Offline Learning and Forgetting for Reasoning with Large Language Models
Tianwei Ni, Allen Nie, Sapana Chaudhary, Yao Liu, Huzefa Rangwala, Rasool Fakoor
TL;DR
The paper tackles the problem that inference-time search in large language models, while effective for reasoning, incurs high computational costs. It proposes an offline three-phase pipeline: generate diverse CoT-style reasoning data from multiple reasoners (including classic BFS/DFS and inference-time solvers), fine-tune the base LLM with a combined learning-and-forgetting objective called unlikelihood fine-tuning (UFT), and evaluate across CoT and search-based reasoning.
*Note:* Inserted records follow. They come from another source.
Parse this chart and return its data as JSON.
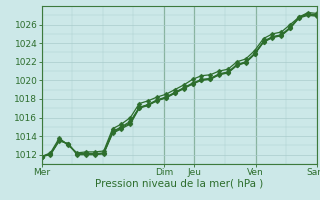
{
  "xlabel": "Pression niveau de la mer( hPa )",
  "bg_color": "#cce8e8",
  "grid_color": "#aacccc",
  "line_color": "#2d6e2d",
  "text_color": "#2d6e2d",
  "tick_color": "#2d6e2d",
  "ylim": [
    1011.0,
    1028.0
  ],
  "yticks": [
    1012,
    1014,
    1016,
    1018,
    1020,
    1022,
    1024,
    1026
  ],
  "day_hours": [
    0,
    96,
    120,
    168,
    216
  ],
  "day_labels": [
    "Mer",
    "Dim",
    "Jeu",
    "Ven",
    "Sam"
  ],
  "total_hours": 216,
  "series": [
    [
      1011.8,
      1012.2,
      1013.8,
      1013.0,
      1012.2,
      1012.3,
      1012.3,
      1012.4,
      1014.8,
      1015.3,
      1016.0,
      1017.5,
      1017.8,
      1018.2,
      1018.5,
      1019.0,
      1019.5,
      1020.1,
      1020.5,
      1020.6,
      1021.0,
      1021.2,
      1022.0,
      1022.3,
      1023.2,
      1024.5,
      1025.0,
      1025.2,
      1026.0,
      1026.8,
      1027.3,
      1027.2
    ],
    [
      1011.8,
      1012.0,
      1013.5,
      1013.2,
      1012.0,
      1012.0,
      1012.0,
      1012.1,
      1014.3,
      1014.8,
      1015.3,
      1017.0,
      1017.3,
      1017.8,
      1018.1,
      1018.6,
      1019.1,
      1019.6,
      1020.0,
      1020.1,
      1020.6,
      1020.8,
      1021.6,
      1021.9,
      1022.8,
      1024.1,
      1024.6,
      1024.8,
      1025.6,
      1026.7,
      1027.0,
      1026.9
    ],
    [
      1011.8,
      1012.1,
      1013.6,
      1013.1,
      1012.1,
      1012.15,
      1012.1,
      1012.2,
      1014.5,
      1015.0,
      1015.6,
      1017.1,
      1017.4,
      1017.9,
      1018.2,
      1018.7,
      1019.2,
      1019.7,
      1020.1,
      1020.2,
      1020.7,
      1020.9,
      1021.7,
      1022.0,
      1022.9,
      1024.2,
      1024.7,
      1024.9,
      1025.7,
      1026.85,
      1027.15,
      1027.05
    ],
    [
      1011.8,
      1012.05,
      1013.55,
      1013.15,
      1012.05,
      1012.1,
      1012.05,
      1012.15,
      1014.4,
      1014.9,
      1015.45,
      1017.05,
      1017.35,
      1017.85,
      1018.15,
      1018.65,
      1019.15,
      1019.65,
      1020.05,
      1020.15,
      1020.65,
      1020.85,
      1021.65,
      1021.95,
      1022.85,
      1024.15,
      1024.65,
      1024.85,
      1025.65,
      1026.75,
      1027.1,
      1026.95
    ]
  ],
  "n_points": 32,
  "marker_size": 2.5,
  "linewidth": 0.9,
  "xlabel_fontsize": 7.5,
  "tick_fontsize": 6.5,
  "vline_color": "#3d7a3d",
  "vline_lw": 0.8
}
The core idea is to leverage unpaired positive and negative reasoning paths with a small learning-rate to preserve search capability, using objectives $J_{NLL}$ and $J_{UL}$ and the combined loss $J(\theta;\\mathcal{D},\\alpha)=(1-\\alpha)J_{NLL}(\\theta;\\mathcal{D}^+) +\\alpha J_{UL}(\\theta;\\mathcal{D}^-)$, along with a rule-based verifier for rewards. Experiments on Game-of-24 and Countdown show that high-quality, diverse training data and the unlikelihood term substantially improve CoT reasoning and retain inference-time search efficiency, reducing inference cost by up to $180\times$ and achieving around a $23\%$ absolute rise in success rates over inference-time baselines. The results consistently indicate that data quality and the forgetting objective are pivotal, with CoT data often better preserving search ability than mixed datasets. This approach offers a practical, offline path to more reliable and faster reasoning in LLMs, with potential applicability beyond arithmetic puzzles to broader reasoning tasks.
Abstract
Leveraging inference-time search in large language models has proven effective in further enhancing a trained model's capability to solve complex mathematical and reasoning problems. However, this approach significantly increases computational costs and inference time, as the model must generate and evaluate multiple candidate solutions to identify a viable reasoning path. To address this, we propose an effective approach that integrates search capabilities directly into the model by fine-tuning it on unpaired successful (learning) and failed reasoning paths (forgetting) derived from diverse search methods. A key challenge we identify is that naive fine-tuning can degrade the model's search capability; we show this can be mitigated with a smaller learning rate. Extensive experiments on the challenging Game-of-24 and Countdown arithmetic puzzles show that, replacing CoT-generated data with search-generated data for offline fine-tuning improves success rates by around 23% over inference-time search baselines, while reducing inference time by 180$\times$. On top of this, our learning and forgetting objective consistently outperforms both supervised fine-tuning and preference-based methods.